Investing.com – European natural gas prices dropped on Tuesday after the Wall Street Journal reported that President Donald Trump has told aides that he is considering ending the war in Iran without having largely reopened the Strait of Hormuz.
The Dutch TTF front-month contract, the European natural gas benchmark, was last down 2.3% at 53.73 euros per megawatt hour.
Trump and his aides assessed that a mission to reopen the strait would push the conflict beyond his timeline of four to six weeks, the WSJ reported, citing administration officials. Trump decided that the U.S. would wind down current hostilities with Iran after achieving its main goals of hobbling Iran’s navy and missile stocks, the WSJ said.

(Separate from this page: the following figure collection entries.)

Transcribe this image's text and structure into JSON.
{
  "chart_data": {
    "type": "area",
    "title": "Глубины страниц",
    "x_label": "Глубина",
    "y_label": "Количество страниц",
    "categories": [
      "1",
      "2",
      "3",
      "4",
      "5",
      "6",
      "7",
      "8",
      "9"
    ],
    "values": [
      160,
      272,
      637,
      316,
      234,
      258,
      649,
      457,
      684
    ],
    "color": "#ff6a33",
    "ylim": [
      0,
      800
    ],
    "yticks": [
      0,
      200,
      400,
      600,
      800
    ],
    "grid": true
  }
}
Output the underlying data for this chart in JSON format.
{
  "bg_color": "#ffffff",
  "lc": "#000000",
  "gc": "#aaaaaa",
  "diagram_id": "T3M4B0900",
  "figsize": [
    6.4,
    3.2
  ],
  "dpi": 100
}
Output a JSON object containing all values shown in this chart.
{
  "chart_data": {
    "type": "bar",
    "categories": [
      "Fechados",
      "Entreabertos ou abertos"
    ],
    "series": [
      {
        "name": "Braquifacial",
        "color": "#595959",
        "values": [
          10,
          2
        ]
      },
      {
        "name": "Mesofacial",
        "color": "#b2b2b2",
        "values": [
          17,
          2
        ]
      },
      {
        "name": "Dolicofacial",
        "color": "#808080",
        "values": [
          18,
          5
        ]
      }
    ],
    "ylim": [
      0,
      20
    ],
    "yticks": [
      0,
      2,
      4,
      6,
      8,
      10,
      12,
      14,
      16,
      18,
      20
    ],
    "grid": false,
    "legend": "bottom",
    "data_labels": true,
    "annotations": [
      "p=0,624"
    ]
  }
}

Washington will then pressure Tehran diplomatically to reopen the strait, failing which, it will press allies in Europe and the Gulf to take the lead on reopening the strait, the WSJ reported.
The Strait of Hormuz has become a key point of focus for the U.S.-Israel war on Iran, with Tehran having effectively blocked the passage with mines and missile strikes. Roughly a one-fifth of the world’s oil flows through the narrow waterway off of Iran’s southern coast.
Last week, Trump set an April 6 deadline for Tehran to either reopen the strait or face U.S. attacks on its key energy and water infrastructure. But Iran has largely rejected calls to unblock the strait and has attacked tankers attempting to pass through Hormuz in the past month.
The closure has sparked a sharp increase in global oil and gas prices over the past month, fueling worries over a surge in inflation in countries around the world and threatening to weigh on a host of industries.
Europe, which has come to rely on liquefied natural gas imports from the Persian Gulf following Russia’s invasion of Ukraine in 2022, has been exposed to the war. Over the past month, have soared by more than 68%.
Data on Tuesday from Eurostat showed that Eurozone inflation accelerated to 2.5% in March, below economists’ estimates but higher than the European Central Bank’s 2% medium-term target, largely due to the energy shock. In February, a time that largely does not include the now more than month-old joint U.S.-Israeli assault on Iran, consumer prices in the Eurozone currency area rose by 1.9%.